MUNICH – En 2010 l'Europe devait être "la société fondée sur la connaissance, la plus compétitive et la plus dynamique du monde". Cette proclamation figure dans la déclaration officielle de la Commission européenne qui a conclu le sommet de Lisbonne en 2000. Dix ans après cette promesse téméraire, c'est officiel, l'Europe est à la traîne du reste du monde. Alors que la croissance des pays de l'UE a été de 14% au cours des 10 dernières années, elle a été de 18% pour l'Amérique du Nord, 39% pour l'Amérique latine, 63% pour l'Afrique, 60% pour le Moyen-Orient, 59% pour la Russie, 52% pour Singapour, la Corée du Sud, l'Indonésie et Taiwan, 104% pour l'Inde et 171% pour la Chine.

Les Européens voulaient atteindre leur objectif entre autre en renforçant la protection de l'environnement et la cohésion sociale, ce qui est souhaitable, mais ne constitue pas une stratégie de croissance. La Déclaration de Lisbonne s'est transformée en une farce.

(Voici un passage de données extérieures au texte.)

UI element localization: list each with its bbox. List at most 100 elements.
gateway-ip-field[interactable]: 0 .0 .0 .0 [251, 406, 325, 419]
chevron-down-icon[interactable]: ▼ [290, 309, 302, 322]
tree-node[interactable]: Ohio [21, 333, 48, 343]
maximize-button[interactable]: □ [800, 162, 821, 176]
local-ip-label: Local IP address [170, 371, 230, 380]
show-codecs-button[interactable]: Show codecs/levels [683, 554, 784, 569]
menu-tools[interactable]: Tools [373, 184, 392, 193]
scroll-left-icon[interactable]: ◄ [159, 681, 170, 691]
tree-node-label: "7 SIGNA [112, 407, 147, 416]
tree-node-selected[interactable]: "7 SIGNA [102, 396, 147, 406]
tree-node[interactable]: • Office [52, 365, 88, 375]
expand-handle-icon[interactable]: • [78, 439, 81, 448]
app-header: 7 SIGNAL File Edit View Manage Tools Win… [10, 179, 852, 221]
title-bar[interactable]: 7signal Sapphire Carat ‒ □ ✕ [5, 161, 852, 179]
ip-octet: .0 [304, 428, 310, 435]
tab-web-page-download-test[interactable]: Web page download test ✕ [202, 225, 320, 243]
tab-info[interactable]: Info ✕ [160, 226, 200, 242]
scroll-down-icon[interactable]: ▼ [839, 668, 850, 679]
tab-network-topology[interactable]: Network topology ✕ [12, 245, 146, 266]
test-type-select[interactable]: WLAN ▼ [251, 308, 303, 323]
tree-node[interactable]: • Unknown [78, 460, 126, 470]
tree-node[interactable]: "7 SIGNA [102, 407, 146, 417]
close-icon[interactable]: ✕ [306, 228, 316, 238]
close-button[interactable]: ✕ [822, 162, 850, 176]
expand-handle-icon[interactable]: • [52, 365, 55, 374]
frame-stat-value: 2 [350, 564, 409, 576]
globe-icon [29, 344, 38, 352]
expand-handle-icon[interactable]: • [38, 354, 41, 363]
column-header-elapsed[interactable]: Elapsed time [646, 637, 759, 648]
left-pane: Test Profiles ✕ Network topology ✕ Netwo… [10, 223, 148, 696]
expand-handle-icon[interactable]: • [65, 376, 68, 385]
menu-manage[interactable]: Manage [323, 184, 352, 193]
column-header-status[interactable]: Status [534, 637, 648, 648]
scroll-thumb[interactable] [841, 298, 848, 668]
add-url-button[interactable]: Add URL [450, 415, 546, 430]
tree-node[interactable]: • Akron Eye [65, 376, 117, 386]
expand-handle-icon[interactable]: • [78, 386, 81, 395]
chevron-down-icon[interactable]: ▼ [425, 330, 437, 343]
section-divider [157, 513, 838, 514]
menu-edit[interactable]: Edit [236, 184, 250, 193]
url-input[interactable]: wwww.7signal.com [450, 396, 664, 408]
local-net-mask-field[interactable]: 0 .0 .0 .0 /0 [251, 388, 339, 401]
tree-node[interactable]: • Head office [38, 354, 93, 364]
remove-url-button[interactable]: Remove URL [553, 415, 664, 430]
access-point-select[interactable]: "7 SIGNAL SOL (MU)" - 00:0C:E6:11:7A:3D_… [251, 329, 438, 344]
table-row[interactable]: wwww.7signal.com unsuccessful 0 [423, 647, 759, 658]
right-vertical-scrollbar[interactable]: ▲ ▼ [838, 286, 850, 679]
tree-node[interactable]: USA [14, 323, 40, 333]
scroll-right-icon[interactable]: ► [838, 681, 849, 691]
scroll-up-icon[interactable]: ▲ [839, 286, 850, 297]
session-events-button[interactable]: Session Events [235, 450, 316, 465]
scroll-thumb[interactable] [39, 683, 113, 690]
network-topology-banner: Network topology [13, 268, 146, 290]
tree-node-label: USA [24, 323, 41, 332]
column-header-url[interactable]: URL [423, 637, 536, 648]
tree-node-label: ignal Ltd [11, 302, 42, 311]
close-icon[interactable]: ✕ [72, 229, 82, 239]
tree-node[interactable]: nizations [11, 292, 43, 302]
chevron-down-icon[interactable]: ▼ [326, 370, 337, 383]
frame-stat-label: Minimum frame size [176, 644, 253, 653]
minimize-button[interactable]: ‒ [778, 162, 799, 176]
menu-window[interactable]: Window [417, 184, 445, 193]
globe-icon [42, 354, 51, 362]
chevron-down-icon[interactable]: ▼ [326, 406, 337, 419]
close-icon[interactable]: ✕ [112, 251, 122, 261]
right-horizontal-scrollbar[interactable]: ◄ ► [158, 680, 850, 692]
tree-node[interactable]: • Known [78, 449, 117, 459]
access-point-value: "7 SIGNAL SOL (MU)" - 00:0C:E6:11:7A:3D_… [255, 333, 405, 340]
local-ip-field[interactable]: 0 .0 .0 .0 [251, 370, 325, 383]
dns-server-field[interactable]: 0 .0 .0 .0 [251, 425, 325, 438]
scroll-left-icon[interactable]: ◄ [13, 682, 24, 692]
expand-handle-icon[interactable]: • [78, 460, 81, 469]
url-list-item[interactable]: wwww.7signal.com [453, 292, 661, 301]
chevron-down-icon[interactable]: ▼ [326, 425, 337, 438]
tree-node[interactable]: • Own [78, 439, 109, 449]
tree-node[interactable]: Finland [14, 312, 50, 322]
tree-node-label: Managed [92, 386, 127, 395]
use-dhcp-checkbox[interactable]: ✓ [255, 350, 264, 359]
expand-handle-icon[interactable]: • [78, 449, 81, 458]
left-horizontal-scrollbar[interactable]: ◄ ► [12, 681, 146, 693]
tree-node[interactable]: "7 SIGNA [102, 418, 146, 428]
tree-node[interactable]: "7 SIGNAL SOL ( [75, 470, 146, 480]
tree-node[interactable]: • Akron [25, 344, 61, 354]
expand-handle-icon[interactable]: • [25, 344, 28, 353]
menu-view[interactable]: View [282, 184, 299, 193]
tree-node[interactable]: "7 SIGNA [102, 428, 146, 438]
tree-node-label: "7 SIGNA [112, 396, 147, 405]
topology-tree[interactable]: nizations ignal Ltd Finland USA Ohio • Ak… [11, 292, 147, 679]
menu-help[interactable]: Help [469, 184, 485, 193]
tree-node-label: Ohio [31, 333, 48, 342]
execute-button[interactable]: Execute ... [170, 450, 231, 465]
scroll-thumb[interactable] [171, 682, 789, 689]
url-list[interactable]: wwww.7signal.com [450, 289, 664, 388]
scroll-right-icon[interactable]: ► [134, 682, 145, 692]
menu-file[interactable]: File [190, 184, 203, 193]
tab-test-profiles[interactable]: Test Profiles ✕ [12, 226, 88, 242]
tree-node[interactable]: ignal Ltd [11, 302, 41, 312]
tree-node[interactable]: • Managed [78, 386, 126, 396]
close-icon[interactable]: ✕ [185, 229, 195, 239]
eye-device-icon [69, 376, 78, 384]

Le Pacte européen de stabilité et de croissance de 1995 n'a fait guère mieux. Les pays de l'UE avaient décidé de limiter leur déficit budgétaire à 3% du PIB pour mettre un plafond à leur endettement dans le cadre de l'euro. Il s'agissait d'éviter qu'un pays puisse utiliser la monnaie commune pour prendre ses voisins en otage et les contraindre à venir à son secours. Le résultat ? La règle des 3% a été violée 97 fois ! 

Dans 29 cas, le Pacte autorisait le dépassement, car les pays concernés étaient en récession. Dans les 68 autres cas, il s'agissait de violations manifestes du Pacte, ce qui aurait dû conduire le Conseil des affaires économiques et financières (ECOFIN) qui rassemble les ministres des Finances de la zone euro à prendre des sanctions. Pourtant pas un seul pays n'a été sanctionné.